You almost can’t notice any difference between 50 or 60 fps, also you can force your game to run with 50 fps while you record.

Bandicam, Fraps for video files

LiceCAP for Gif files

Done.

When I was on ubuntu I used kazam, it was fast, easy, and recorded nicely. Then used ffmpeg to convert to lower qualities to make it smaller.
However now that I’m on arch kazam doesn’t want to record at any higher than 5 fps. I installed from AUR so I suppose I couldn’t expect any more. I use qt-recordmydesktop now, it works nicely.

Funny random story: last night I tried installing windows again and, to do so, I had to erase my Ubuntu partition for space. Never use it anymore anyways. However I forgot that I chose to still use the grub installed automatically with Ubuntu when I was installing Arch, so essentially I deleted my boot loader ::).
After spending a couple hours trying to install grub through Arch live usb to a new /boot partition I ended up just reinstalling Ubuntu on a 20 gb partition with grub on that /boot partition just to get a boot loader back. Suppose I’ll try to reinstall windows again tonight as I don’t have to worry about deleting my ubuntu partition now…

Come to think of it, why am I trying to reinstall windows anyways?..

Edit:
Oh yeah I wanted to try out Terraria. What can I say, I like to waste my time.

Without changing the topic, side note:
Slyth2727, Terraria is awesome, I’ve played (let me check steam…)
…what, seriously, I couldn’t have!? Over 500 hours of Terraria.
Plus there are a some good mods for it out there which I haven’t tried.
Although maybe not worth the trouble of partition a HD and reinstalling windows…

To the OP, like ricardo said, the fps does matter to most people when in-game, but won’t really matter on youtube since youtube caps the fps to 30 anyway.

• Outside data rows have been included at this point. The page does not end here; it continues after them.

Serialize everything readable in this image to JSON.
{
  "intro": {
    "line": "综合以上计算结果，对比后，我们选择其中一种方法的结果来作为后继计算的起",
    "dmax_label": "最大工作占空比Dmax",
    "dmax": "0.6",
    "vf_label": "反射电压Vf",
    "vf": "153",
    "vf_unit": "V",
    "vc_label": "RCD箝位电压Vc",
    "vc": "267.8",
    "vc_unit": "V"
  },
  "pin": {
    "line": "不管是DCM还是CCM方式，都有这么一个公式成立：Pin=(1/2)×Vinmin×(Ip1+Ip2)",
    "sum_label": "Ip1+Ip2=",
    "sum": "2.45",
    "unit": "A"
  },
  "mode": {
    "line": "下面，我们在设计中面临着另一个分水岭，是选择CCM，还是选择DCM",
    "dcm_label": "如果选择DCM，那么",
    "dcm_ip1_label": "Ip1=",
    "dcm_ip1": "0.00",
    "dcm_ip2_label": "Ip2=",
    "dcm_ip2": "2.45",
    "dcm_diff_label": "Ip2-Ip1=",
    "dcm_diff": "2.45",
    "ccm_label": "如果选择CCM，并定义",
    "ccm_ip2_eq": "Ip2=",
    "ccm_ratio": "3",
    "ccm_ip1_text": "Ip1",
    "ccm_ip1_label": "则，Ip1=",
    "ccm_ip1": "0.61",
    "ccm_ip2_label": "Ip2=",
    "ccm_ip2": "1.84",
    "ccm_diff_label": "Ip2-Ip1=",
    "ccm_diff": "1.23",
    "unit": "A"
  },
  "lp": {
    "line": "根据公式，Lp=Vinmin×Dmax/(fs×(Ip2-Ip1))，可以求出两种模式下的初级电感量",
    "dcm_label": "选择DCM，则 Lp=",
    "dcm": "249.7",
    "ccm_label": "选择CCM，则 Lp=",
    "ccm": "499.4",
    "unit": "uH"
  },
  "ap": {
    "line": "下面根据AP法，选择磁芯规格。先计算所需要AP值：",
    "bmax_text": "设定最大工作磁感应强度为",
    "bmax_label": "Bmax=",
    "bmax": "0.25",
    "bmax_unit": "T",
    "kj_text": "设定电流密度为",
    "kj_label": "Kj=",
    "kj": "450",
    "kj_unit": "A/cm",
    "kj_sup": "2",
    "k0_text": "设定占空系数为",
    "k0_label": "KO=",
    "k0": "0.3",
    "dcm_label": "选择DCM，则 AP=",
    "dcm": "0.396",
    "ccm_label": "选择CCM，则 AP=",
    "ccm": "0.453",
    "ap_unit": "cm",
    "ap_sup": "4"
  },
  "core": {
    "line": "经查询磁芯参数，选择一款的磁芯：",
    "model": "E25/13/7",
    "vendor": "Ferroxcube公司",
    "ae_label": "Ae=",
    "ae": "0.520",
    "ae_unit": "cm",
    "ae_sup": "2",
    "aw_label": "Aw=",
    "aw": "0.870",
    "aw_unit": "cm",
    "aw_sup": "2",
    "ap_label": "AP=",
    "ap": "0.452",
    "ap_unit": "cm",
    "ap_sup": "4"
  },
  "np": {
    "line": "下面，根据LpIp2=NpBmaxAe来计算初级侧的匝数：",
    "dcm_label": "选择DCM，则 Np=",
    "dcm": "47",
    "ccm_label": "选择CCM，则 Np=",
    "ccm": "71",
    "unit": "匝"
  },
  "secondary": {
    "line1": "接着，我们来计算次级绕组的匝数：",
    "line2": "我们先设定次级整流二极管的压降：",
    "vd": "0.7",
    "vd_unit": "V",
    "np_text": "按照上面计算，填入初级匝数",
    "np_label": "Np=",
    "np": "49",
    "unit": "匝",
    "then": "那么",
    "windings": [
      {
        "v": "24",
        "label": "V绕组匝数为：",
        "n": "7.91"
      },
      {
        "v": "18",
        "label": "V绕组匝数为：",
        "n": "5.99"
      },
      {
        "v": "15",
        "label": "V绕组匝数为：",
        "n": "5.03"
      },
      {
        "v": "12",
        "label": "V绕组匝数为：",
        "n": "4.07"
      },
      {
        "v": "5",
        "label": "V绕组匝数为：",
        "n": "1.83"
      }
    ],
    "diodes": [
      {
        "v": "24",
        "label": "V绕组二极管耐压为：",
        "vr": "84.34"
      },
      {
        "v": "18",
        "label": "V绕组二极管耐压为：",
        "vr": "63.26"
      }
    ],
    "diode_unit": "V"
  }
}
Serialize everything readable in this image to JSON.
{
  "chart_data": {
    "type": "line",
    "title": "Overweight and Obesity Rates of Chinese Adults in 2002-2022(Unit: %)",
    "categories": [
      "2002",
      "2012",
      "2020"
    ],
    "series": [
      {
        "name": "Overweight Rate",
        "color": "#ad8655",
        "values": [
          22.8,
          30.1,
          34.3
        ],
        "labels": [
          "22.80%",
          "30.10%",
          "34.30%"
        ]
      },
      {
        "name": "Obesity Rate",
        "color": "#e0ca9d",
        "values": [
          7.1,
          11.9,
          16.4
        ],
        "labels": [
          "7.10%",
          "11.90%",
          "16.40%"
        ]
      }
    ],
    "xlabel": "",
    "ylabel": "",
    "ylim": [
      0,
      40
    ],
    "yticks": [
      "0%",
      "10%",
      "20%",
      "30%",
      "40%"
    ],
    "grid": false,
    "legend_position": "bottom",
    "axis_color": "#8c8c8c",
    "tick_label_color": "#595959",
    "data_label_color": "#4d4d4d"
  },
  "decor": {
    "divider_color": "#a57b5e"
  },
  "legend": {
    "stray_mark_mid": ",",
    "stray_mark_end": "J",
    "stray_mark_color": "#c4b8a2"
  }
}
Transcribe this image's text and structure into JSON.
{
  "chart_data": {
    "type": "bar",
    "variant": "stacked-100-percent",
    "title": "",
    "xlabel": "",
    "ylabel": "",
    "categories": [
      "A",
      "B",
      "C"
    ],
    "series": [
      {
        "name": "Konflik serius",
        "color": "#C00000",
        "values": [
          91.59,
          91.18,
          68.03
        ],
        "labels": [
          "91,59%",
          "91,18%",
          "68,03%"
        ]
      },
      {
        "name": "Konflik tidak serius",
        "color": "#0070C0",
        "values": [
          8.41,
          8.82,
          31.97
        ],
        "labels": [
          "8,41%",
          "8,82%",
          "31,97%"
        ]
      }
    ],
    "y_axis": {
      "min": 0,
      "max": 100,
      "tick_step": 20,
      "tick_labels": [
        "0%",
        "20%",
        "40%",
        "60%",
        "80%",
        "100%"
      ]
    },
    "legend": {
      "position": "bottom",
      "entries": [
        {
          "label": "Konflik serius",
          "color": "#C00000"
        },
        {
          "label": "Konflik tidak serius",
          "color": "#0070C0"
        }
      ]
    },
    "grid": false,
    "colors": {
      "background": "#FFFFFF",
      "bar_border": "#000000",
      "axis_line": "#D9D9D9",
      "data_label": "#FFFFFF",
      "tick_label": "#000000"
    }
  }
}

This is what I do, too :wink:

Awesome game :smiley:

I use jMonkeyEngine, and that has a class for capturing video.

It is easy to restore grub with a live cd and you can install a small app/tool with interface to help you called Boot-Repair.

Kazam is a fairly fast video recording application for Linux. You could use that.

  • Jev

Oh yeah… I forgot about that. Brain fart.
Anyways, here I am trying to convert my GPT table to MBR. May wind up having to delete everything just to reinstall Windows ::). Ah well, no biggie really. You know, I mayyy try Gentoo this time around too. If I’m not back in 5 days 1 of 2 things may have happened:

  1. I killed myself trying to install Gentoo.
  2. I went insane trying to install Gentoo and had to be retained by special forces before I killed myself and my family. Not to mention the computer.

Back on topic:
What distro are you using? That could help us tell you what would best fit.

Nowadays I just use Arch Linux most of the time, but when I first tried out the application I was running Xubuntu 12.04.

  • Jev

[quote]What distro are you using? That could help us tell you what would best fit.
[/quote]
I’m using Linux Mint but it doesn’t matter - I can always run any distro from live-cd in a few minutes or just build any tool from source if it is open source.

[quote]I use jMonkeyEngine, and that has a class for capturing video.
[/quote]
Thanks for that tip. I’ve found this article about capturing video in jmonkey.
http://hub.jmonkeyengine.org/wiki/doku.php/jme3:advanced:capture_audio_video_to_a_file

It’s as easy as I imagined the only problem is that it requires jmonkey.
I guess there should be similarly simple solution for libgdx or even for lwjgl.

In general thanks for all screen-capturing tools ideas but it definitively is not the way I want to use.
When I wrote about external capturing tool I thought about something that could plug into opengl driver and capture screenshots of opengl frame after each eglSwapBuffers call.